Evaluation toolbox for Pogema environment
Project description
POGEMA Toolbox
Overview
The POGEMA Toolbox is a comprehensive framework designed to facilitate the testing of learning-based approaches within the POGEMA environment. This toolbox offers a unified interface that enables the seamless execution of any learnable MAPF algorithm in POGEMA.
- Firstly, the toolbox provides robust management tools for custom maps, allowing users to register and utilize these maps effectively within POGEMA.
- Secondly, it enables the concurrent execution of multiple testing instances across various algorithms in a distributed manner, leveraging Dask for scalable processing. The results from these instances are then aggregated for analysis.

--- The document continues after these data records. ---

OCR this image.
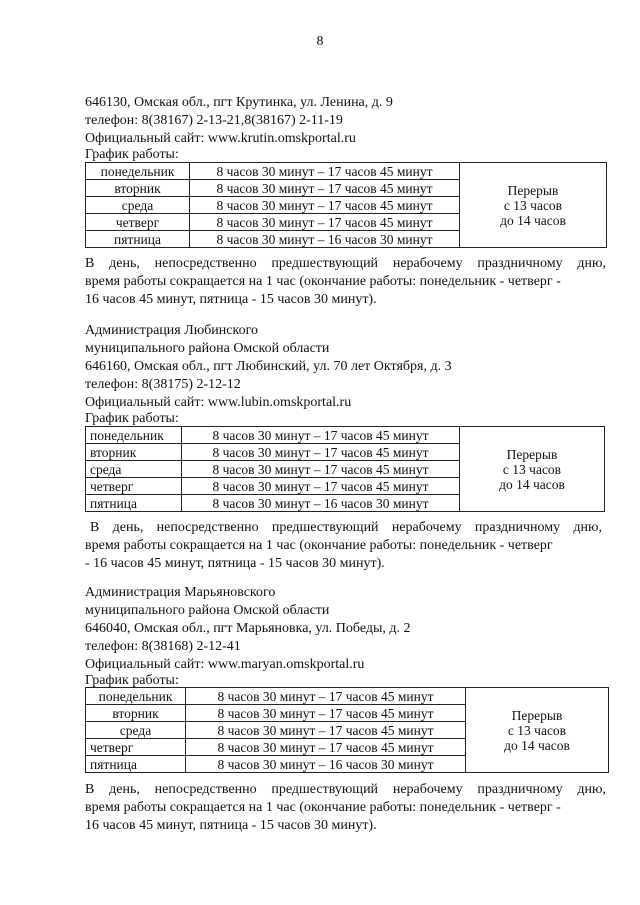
8
646130, Омская обл., пгт Крутинка, ул. Ленина, д. 9
телефон: 8(38167) 2-13-21,8(38167) 2-11-19
Официальный сайт: www.krutin.omskportal.ru
График работы:
понедельник	8 часов 30 минут – 17 часов 45 минут	Перерыв
с 13 часов
до 14 часов

вторник	8 часов 30 минут – 17 часов 45 минут	
среда	8 часов 30 минут – 17 часов 45 минут	
четверг	8 часов 30 минут – 17 часов 45 минут	
пятница	8 часов 30 минут – 16 часов 30 минут	
В день, непосредственно предшествующий нерабочему праздничному дню,
время работы сокращается на 1 час (окончание работы: понедельник - четверг -
16 часов 45 минут, пятница - 15 часов 30 минут).
Администрация Любинского
муниципального района Омской области
646160, Омская обл., пгт Любинский, ул. 70 лет Октября, д. 3
телефон: 8(38175) 2-12-12
Официальный сайт: www.lubin.omskportal.ru
График работы:
понедельник	8 часов 30 минут – 17 часов 45 минут	Перерыв
с 13 часов
до 14 часов

вторник	8 часов 30 минут – 17 часов 45 минут	
среда	8 часов 30 минут – 17 часов 45 минут	
четверг	8 часов 30 минут – 17 часов 45 минут	
пятница	8 часов 30 минут – 16 часов 30 минут	
В день, непосредственно предшествующий нерабочему праздничному дню,
время работы сокращается на 1 час (окончание работы: понедельник - четверг
- 16 часов 45 минут, пятница - 15 часов 30 минут).
Администрация Марьяновского
муниципального района Омской области
646040, Омская обл., пгт Марьяновка, ул. Победы, д. 2
телефон: 8(38168) 2-12-41
Официальный сайт: www.maryan.omskportal.ru
График работы:
понедельник	8 часов 30 минут – 17 часов 45 минут	Перерыв
с 13 часов
до 14 часов

вторник	8 часов 30 минут – 17 часов 45 минут	
среда	8 часов 30 минут – 17 часов 45 минут	
четверг	8 часов 30 минут – 17 часов 45 минут	
пятница	8 часов 30 минут – 16 часов 30 минут	
В день, непосредственно предшествующий нерабочему праздничному дню,
время работы сокращается на 1 час (окончание работы: понедельник - четверг -
16 часов 45 минут, пятница - 15 часов 30 минут).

- Lastly, the toolbox includes visualization capabilities, offering a convenient method to graphically represent aggregated results through detailed plots.
Installation
Just install from PyPI:
pip install pogema-toolbox
Features
Register and use custom algorithms
To register an algorithm and then create an inference instance, one can use:
from pogema import BatchAStarAgent
# Registring A* algorithm
ToolboxRegistry.register_algorithm('A*', BatchAStarAgent)
# Creating algorithm
algo = ToolboxRegistry.create_algorithm("A*")
The algorithm should provide a method act, which receives a batch of observations.
A more complex example is an algorithm with tunable hyperparameters. Here is an example with the Follower approach:
ToolboxRegistry.register_algorithm('Follower', FollowerInference, FollowerInferenceConfig,
follower_preprocessor)
For the full evaluation code example, please refer to Follower repository
Register custom maps
To create a custom map, the user first needs to define it using ASCII symbols or by uploading it from a file, and then register it using the toolbox:
from pogema_toolbox.registry import ToolboxRegistry
# Creating cusom_map
custom_map = """
.......#.
...#...#.
.#.###.#.
"""
# Registring custom_map
ToolboxRegistry.register_maps({"custom_map": custom_map})
Evaluation script
Example of the POGEMA Toolbox configuration for parallel testing of the RHCR approach and visualization of its results.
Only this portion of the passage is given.